Matador Resources Co. is headed north in the Delaware Basin and, when asked why, the response is apparently some variant of “Shh.”
During the company’s March analyst day, chairman, CEO and landman Joseph Wm. Foran talked up the company’s latest acquisitions in Lea County, N.M., in an area he calls Antelope Ridge.
The leasehold includes the new Lea project sometimes called the Red Hills area. Matador also added acreage in Rustler Breaks in southern Eddy County, N.M.
Since January, the company has picked up 8,200 net acres at a suspiciously low average price of $9,000 per acre. The company transacted about $110 million through late February.
Acreage in the Delaware typically goes for double or triple that amount. Marathon Oil Corp. said its two most recent deals in Lea and Eddy counties averaged $23,400 per acre. In November, Concho Resources Inc. bought into the Red Hills area for $20,000 per acre.
Foran says it pays low prices because that’s what landmen are supposed to do—explaining that sometimes that means driving a recreational vehicle around the Permian. It’s not a Matt Foley (Chris Farley) “van down by the river” motivational speech from Saturday Night Live, and that’s probably for the best.
Matador’s deals work because they’re small—ranging from 500 to 1,000 acres. While it’s more challenging work, and some deals come with a little “hair,” the key is to stay active.
The company estimates the Antelope Ridge area’s inventory of gross locations is 486, nearly 70% operated.
Despite the acquisitions in the south, the north continues to be a compelling story—one that may soon alter the center of gravity in the basin. Companies will continue to chase deals, Foran said.
“I think over this year, that’s one of the biggest changes you’ll see in our business, not just Matador’s but the whole industry,” he said. “It’s going to keep moving north. People are going to follow the Wolfcamp and the other zones in the Delaware farther north. You’re starting to see that already in our Airstrip wells.”
So are deals left in the crowded Delaware? After 33 years as a landman, Foran said he knows there are. “It depends on how much you’re willing to pay and how hard you’re willing to work,” he said. Matador, Foran said, has historically been ahead of the pack in the Delaware.
It entered at a time when much of the industry’s focus was almost uniformly on the Midland Basin. The company’s total Permian leasehold includes more than 101,000 net leasehold and mineral acres, nearly all of it in the Delaware.
Costs to obtain that acreage, Matador said, averaged $6,000 per acre.
Before going public, the company had limited money when it entered the Eagle Ford to find acreage.
Going to courthouse auctions to be outbid by competitors seemed pointless, Foran said. Instead, Van H. Singleton II, executive vice president of land, chatted up ranchers in cafes, talked up bankers about who had cashed bonus checks and approached people directly about their leases.
This way, Matador amassed a 30,000-acre position in the Eagle Ford. Eventually, in the Permian Basin, the company was faced with similar pressures.
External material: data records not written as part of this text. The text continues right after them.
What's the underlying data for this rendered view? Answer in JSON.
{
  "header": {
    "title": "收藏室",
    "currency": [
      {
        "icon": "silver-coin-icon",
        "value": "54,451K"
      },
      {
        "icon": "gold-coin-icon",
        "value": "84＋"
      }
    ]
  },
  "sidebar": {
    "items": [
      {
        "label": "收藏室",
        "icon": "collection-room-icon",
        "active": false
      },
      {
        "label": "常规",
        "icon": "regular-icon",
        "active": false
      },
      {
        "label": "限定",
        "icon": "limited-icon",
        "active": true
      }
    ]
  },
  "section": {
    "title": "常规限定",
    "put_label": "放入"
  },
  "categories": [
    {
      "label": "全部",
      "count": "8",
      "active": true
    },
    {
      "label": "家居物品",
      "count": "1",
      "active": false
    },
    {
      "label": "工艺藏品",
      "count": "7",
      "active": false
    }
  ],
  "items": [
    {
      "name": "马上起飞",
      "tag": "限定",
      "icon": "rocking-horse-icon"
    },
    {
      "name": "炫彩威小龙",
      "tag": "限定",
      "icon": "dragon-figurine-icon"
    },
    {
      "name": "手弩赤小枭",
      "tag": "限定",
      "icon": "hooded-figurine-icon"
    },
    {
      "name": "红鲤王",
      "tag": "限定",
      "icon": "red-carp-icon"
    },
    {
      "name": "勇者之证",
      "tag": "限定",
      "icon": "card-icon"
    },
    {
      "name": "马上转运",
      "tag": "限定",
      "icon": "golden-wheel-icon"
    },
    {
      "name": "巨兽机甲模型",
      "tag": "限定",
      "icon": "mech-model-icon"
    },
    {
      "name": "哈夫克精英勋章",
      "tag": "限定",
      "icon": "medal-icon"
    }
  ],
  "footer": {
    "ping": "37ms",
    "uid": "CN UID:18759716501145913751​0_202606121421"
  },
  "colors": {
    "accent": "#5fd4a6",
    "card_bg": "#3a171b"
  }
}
“When things got hot … [Singleton] bought an RV. And he drove out to the courthouse and parked it,” Foran said. “He did everything but stand on a corner with a sign and say, ‘We’ll buy leases.’”
Matador also retains strong local relationships; it’s executed more than a dozen deals with a single family.
Asked by an analyst whether Matador plans to part with its Eagle Ford and Haynesville assets, Foran said the company has seen strong interest in both.
However, people “sometimes are looking for a bargain,” he said, noting that a strong balance sheet has kept the company from being forced to sell at basement prices. To begin 2017, the company had $213 million in cash—before proceeds from its midstream joint venture. The company has about $1 billion in liquidity.
Foran said the Eagle Ford and Haynesville are available at the right price. Hanging onto both plays has turned out to be fortuitous.
The Eagle Ford, with EOG Resource Inc.’s improving completion techniques giving the shale play a boost, has increased the assets’ value.
“The Haynesville—we’ve been pushed on that for a long time,” he said. But with gas at more than $3 per thousand cubic feet and new completion techniques, “it’s one of the hot plays.”
The danger of doing a deal at the bottom of the market is that “you might hate yourself” later, Foran said. “There are companies that hate themselves for selling out of the Delaware and now, to get back in, they have to pay far more.”